Décision imminente de la Haute Cour de Kigali sur la réhabilitation de Me Ntaganda Bernard

Me Bernard Ntaganda

Le 4 mars 2019, Me Ntaganda Bernard, fondateur du Parti Social Imberakuri, a introduit une demande de réhabilitation devant la Haute Cour de Kigali. Cette demande faisait suite à sa condamnation par la Cour Suprême au cours d’un procès qualifié de simulacre, où il a été accusé de divers crimes prétendument fabriqués par le parquet pour l’empêcher de se présenter à l’élection présidentielle de 2010.

Face à l’inertie apparente de la Haute Cour de Kigali, Me Ntaganda a réitéré sa requête le 26 février 2024, exigeant que la cour statue rapidement sur son cas.
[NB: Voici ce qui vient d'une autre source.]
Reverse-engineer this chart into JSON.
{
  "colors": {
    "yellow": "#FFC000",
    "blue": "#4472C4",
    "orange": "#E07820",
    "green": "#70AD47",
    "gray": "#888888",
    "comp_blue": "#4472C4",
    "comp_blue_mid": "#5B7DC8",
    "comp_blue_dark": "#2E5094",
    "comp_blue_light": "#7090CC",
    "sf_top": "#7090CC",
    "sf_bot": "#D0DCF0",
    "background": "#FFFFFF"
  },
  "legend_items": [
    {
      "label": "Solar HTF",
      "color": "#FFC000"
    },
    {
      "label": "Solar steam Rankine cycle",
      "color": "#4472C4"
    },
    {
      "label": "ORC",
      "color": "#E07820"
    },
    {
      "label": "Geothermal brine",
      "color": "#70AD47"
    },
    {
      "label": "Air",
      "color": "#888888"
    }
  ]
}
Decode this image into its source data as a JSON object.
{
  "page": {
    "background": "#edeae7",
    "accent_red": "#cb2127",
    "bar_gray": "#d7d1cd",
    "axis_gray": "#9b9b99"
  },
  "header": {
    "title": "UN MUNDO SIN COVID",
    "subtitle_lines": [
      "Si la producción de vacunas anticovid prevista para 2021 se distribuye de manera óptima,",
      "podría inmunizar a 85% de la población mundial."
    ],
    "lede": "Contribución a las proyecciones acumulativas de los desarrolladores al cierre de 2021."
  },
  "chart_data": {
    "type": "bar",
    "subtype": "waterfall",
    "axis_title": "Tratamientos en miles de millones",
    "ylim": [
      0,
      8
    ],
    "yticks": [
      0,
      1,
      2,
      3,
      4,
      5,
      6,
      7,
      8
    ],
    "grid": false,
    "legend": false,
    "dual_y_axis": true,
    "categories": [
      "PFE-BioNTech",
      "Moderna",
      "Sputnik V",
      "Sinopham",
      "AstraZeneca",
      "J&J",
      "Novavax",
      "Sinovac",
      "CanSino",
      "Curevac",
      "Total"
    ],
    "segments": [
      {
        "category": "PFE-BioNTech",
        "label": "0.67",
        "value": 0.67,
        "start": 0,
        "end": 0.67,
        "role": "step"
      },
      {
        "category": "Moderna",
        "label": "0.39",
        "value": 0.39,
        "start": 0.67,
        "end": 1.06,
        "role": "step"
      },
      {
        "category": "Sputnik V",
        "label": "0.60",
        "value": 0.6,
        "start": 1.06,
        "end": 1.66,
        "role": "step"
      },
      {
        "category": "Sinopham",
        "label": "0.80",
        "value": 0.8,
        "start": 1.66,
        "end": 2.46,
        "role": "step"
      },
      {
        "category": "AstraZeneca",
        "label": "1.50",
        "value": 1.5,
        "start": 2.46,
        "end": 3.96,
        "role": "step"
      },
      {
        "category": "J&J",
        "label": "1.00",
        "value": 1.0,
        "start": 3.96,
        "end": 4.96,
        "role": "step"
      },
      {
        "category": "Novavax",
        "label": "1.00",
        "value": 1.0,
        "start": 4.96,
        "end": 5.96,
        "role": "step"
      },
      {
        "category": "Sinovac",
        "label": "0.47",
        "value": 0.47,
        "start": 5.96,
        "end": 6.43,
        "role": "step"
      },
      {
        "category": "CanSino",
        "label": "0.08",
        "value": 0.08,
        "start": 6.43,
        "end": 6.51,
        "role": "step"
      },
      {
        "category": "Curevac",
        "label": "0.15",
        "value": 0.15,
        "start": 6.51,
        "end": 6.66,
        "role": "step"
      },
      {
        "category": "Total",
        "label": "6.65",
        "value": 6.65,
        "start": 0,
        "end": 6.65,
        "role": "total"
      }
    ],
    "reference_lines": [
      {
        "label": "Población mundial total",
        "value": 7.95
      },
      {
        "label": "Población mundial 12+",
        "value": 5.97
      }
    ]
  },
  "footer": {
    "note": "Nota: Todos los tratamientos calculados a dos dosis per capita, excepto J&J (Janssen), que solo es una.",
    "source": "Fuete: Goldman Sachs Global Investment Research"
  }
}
La Haute Cour a finalement répondu, lui indiquant par un bref message téléphonique qu’une décision serait rendue le vendredi 10 mai 2024 à 9 heures du matin, soit juste vingt jours avant la date limite pour le dépôt des listes de parrainage pour les candidats indépendants à la prochaine présidentielle.
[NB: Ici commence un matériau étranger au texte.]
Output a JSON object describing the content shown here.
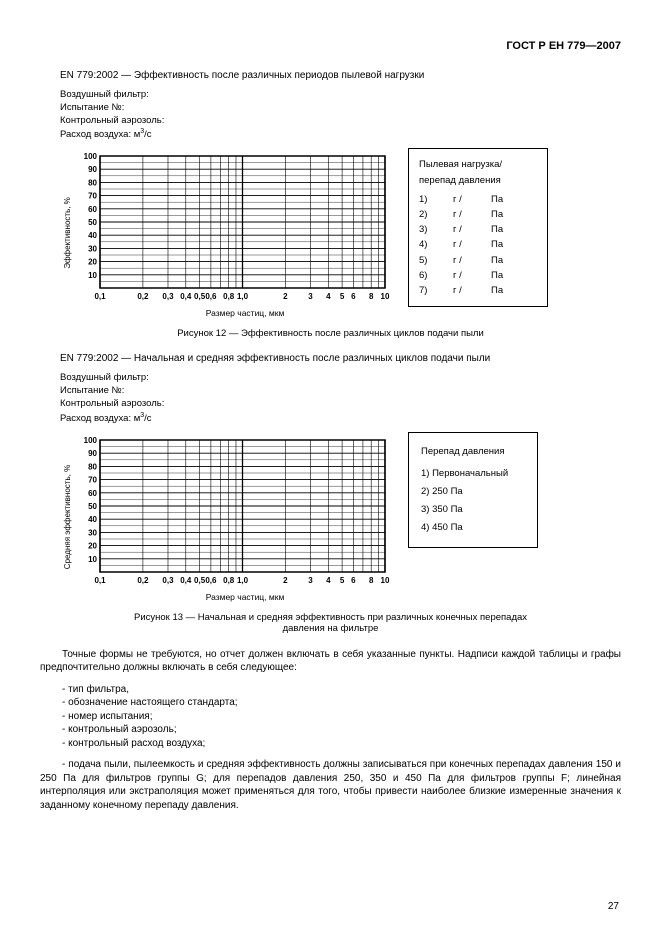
{
  "header": {
    "standard": "ГОСТ Р ЕН 779—2007"
  },
  "fig12": {
    "title": "EN 779:2002 — Эффективность после различных периодов пылевой нагрузки",
    "meta": {
      "l1": "Воздушный фильтр:",
      "l2": "Испытание №:",
      "l3": "Контрольный аэрозоль:",
      "l4_prefix": "Расход воздуха: м",
      "l4_sup": "3",
      "l4_suffix": "/с"
    },
    "chart": {
      "y_label": "Эффективность, %",
      "x_label": "Размер частиц, мкм",
      "y_ticks": [
        "10",
        "20",
        "30",
        "40",
        "50",
        "60",
        "70",
        "80",
        "90",
        "100"
      ],
      "x_ticks": [
        "0,1",
        "0,2",
        "0,3",
        "0,4",
        "0,5",
        "0,6",
        "0,8",
        "1,0",
        "2",
        "3",
        "4",
        "5",
        "6",
        "8",
        "10"
      ],
      "grid_color": "#000000",
      "bg": "#ffffff"
    },
    "legend": {
      "title": "Пылевая нагрузка/\nперепад давления",
      "rows": [
        {
          "n": "1)",
          "u": "г /",
          "p": "Па"
        },
        {
          "n": "2)",
          "u": "г /",
          "p": "Па"
        },
        {
          "n": "3)",
          "u": "г /",
          "p": "Па"
        },
        {
          "n": "4)",
          "u": "г /",
          "p": "Па"
        },
        {
          "n": "5)",
          "u": "г /",
          "p": "Па"
        },
        {
          "n": "6)",
          "u": "г /",
          "p": "Па"
        },
        {
          "n": "7)",
          "u": "г /",
          "p": "Па"
        }
      ]
    },
    "caption": "Рисунок 12 — Эффективность после различных циклов подачи пыли"
  },
  "fig13": {
    "title": "EN 779:2002 — Начальная и средняя эффективность после различных циклов подачи пыли",
    "meta": {
      "l1": "Воздушный фильтр:",
      "l2": "Испытание №:",
      "l3": "Контрольный аэрозоль:",
      "l4_prefix": "Расход воздуха: м",
      "l4_sup": "3",
      "l4_suffix": "/с"
    },
    "chart": {
      "y_label": "Средняя эффективность, %",
      "x_label": "Размер частиц, мкм",
      "y_ticks": [
        "10",
        "20",
        "30",
        "40",
        "50",
        "60",
        "70",
        "80",
        "90",
        "100"
      ],
      "x_ticks": [
        "0,1",
        "0,2",
        "0,3",
        "0,4",
        "0,5",
        "0,6",
        "0,8",
        "1,0",
        "2",
        "3",
        "4",
        "5",
        "6",
        "8",
        "10"
      ],
      "grid_color": "#000000",
      "bg": "#ffffff"
    },
    "legend": {
      "title": "Перепад давления",
      "rows": [
        {
          "t": "1) Первоначальный"
        },
        {
          "t": "2) 250 Па"
        },
        {
          "t": "3) 350 Па"
        },
        {
          "t": "4) 450 Па"
        }
      ]
    },
    "caption": "Рисунок 13 — Начальная и средняя эффективность при различных конечных перепадах\nдавления на фильтре"
  },
  "body": {
    "p1": "Точные формы не требуются, но отчет должен включать в себя указанные пункты. Надписи каждой таблицы и графы предпочтительно должны включать в себя следующее:",
    "items": [
      "- тип фильтра,",
      "- обозначение настоящего стандарта;",
      "- номер испытания;",
      "- контрольный аэрозоль;",
      "- контрольный расход воздуха;"
    ],
    "p2": "- подача пыли, пылеемкость и средняя эффективность должны записываться при конечных перепадах давления 150 и 250 Па для фильтров группы G; для перепадов давления 250, 350 и 450 Па для фильтров группы F; линейная интерполяция или экстраполяция может применяться для того, чтобы привести наиболее близкие измеренные значения к заданному конечному перепаду давления."
  },
  "page_number": "27"
}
Cette lenteur de traitement par la Haute Cour est perçue par beaucoup comme un signe préoccupant, d’autant plus que le délai laissé à Me Ntaganda pour rassembler les signatures nécessaires est extrêmement court. Cette situation soulève des questions sur l’indépendance de la justice rwandaise, souvent critiquée pour son manque de fermeté et sa susceptibilité aux pressions du parti au pouvoir, le FPR.

Le Parti Social Imberakuri a mis en cause le président rwandais, Paul Kagame, l’appelant à prendre ses responsabilités pour permettre une compétition équitable à la présidentielle du 15 juillet 2024. Le parti a également exhorté les pays soutenant le Rwanda, comme la France, les États-Unis, l’Allemagne, la Grande-Bretagne et d’autres pays occidentaux, à persuader les autorités rwandaises de garantir une élection ouverte à l’opposition légitime.
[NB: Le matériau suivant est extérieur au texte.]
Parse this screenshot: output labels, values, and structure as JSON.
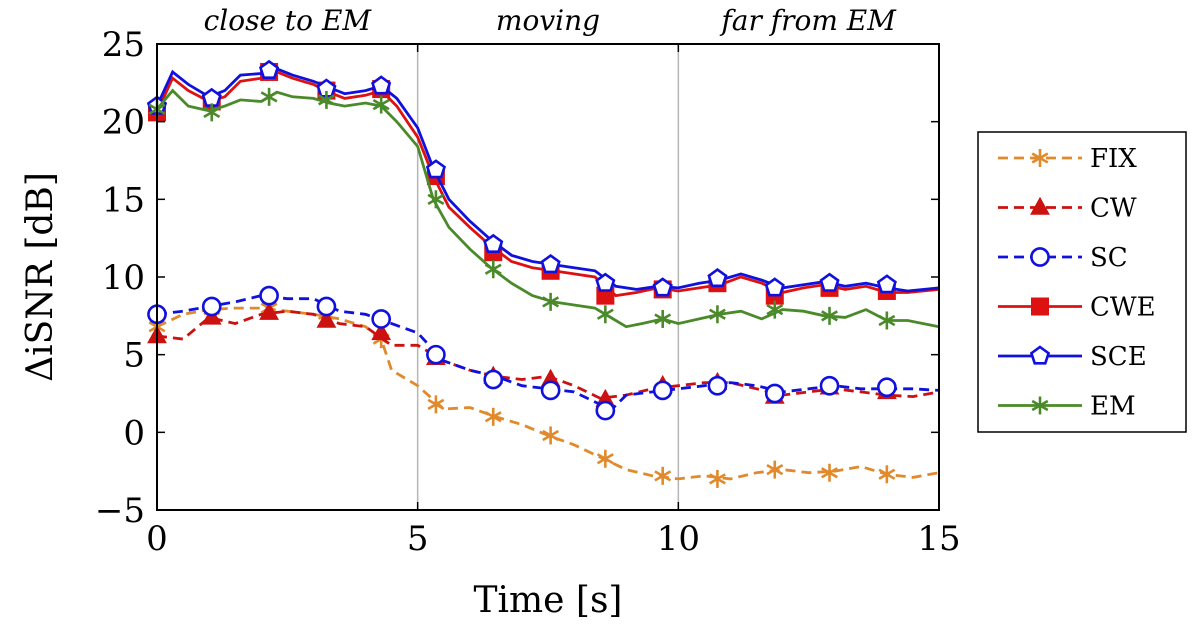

L’exclusion de l’opposition de cette élection serait, selon le Parti Social Imberakuri, un psychodrame politique duquel le parti FPR pourrait ne jamais se remettre. Cet événement pourrait marquer un tournant crucial pour la démocratie au Rwanda.

Le récit de Me Ntaganda Bernard et la réaction de la Haute Cour de Kigali sont des indicateurs clés du climat politique actuel au Rwanda, où la justice semble être une arène de lutte pour la légitimité et l’intégrité. Alors que la date de l’élection présidentielle approche, les yeux sont rivés sur la Haute Cour pour voir si elle agira comme un véritable arbitre de justice ou comme un instrument du pouvoir en place.